Deutschland hat wie schon zu Zeiten des Kampfeinsatzes Isaf auch bei „Resolute Support“ eine Führungsrolle für den Norden übernommen. Das Feldlager Masar-i-Scharif – Camp Marmal –, in dem früher bis zu 5000 Soldaten lebten und arbeiteten, beherbergt nun Truppen von insgesamt 21 Nationen. Die Deutschen kümmern sich nach Auskunft eines Sprechers dort um die Verwaltung des Camps und beteiligen sich auch am eigentlichen Auftrag der Mission, der Ausbildung afghanischer Sicherheitskräfte.
Ein etwa 50-köpfiges Beraterteam verschiedener Nato-Staaten wird dazu mehrmals in der Woche in ein 15 Kilometer entferntes Armeelager der afghanischen Sicherheitskräfte geflogen. Die Beratung bezieht sich weniger auf militärische Fähigkeiten als auf Organisatorisches: Logistik und Personalmanagement beispielsweise. „Kämpfen können die Afghanen inzwischen selbst“, sagt der Sprecher. Beraten werden daher vor allem Führungskräfte, meist in einer Eins-zu-eins-Situation.

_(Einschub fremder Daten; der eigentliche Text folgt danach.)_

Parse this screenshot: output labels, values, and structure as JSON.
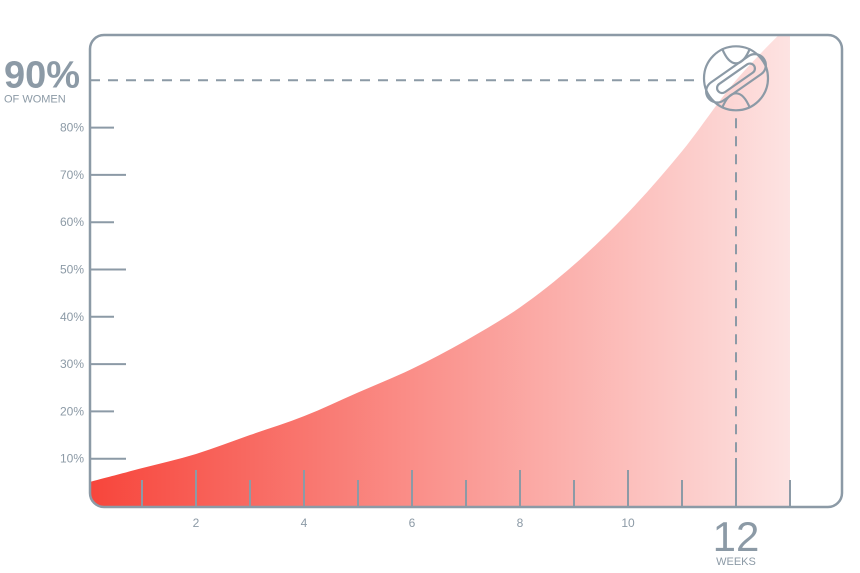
{
  "chart_data": {
    "type": "area",
    "xlim": [
      0,
      13
    ],
    "ylim": [
      0,
      100
    ],
    "x": [
      0,
      1,
      2,
      3,
      4,
      5,
      6,
      7,
      8,
      9,
      10,
      11,
      12,
      13
    ],
    "values": [
      5,
      8,
      11,
      15,
      19,
      24,
      29,
      35,
      42,
      51,
      62,
      75,
      90,
      102
    ],
    "x_ticks": [
      2,
      4,
      6,
      8,
      10
    ],
    "y_ticks": [
      "10%",
      "20%",
      "30%",
      "40%",
      "50%",
      "60%",
      "70%",
      "80%"
    ],
    "y_tick_values": [
      10,
      20,
      30,
      40,
      50,
      60,
      70,
      80
    ],
    "highlight": {
      "x": 12,
      "y": 90,
      "y_label": "90%",
      "y_caption": "OF WOMEN",
      "x_label": "12",
      "x_caption": "WEEKS"
    },
    "grid": false,
    "colors": {
      "fill_start": "#f7453b",
      "fill_end": "#fde3e2",
      "axis": "#8c9aa6"
    },
    "icon": "sanitary-pad-icon"
  }
}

In Masar-i-Scharif selbst war die Lage am Dienstag ruhig, wie der Sprecher dem Tagesspiegel sagte. Die Einnahme von Kundus ist allerdings für die Bundeswehr ein herber Rückschlag. Bis zum Herbst 2013 gab es auch dort einen deutschen Posten. In der Region waren die meisten deutschen Gefallenen des Afghanistan-Einsatzes zu beklagen. Nun ist Kundus die erste afghanische Provinzhauptstadt, die nach dem Abzug der Nato-Kampftruppen an die Taliban gefallen ist. In diplomatischen Kreisen in Kabul wurde daher von einer „verheerenden psychologischen Wirkung“ gesprochen, die möglicherweise eine weitere Fluchtbewegung in Gang setzen könnte.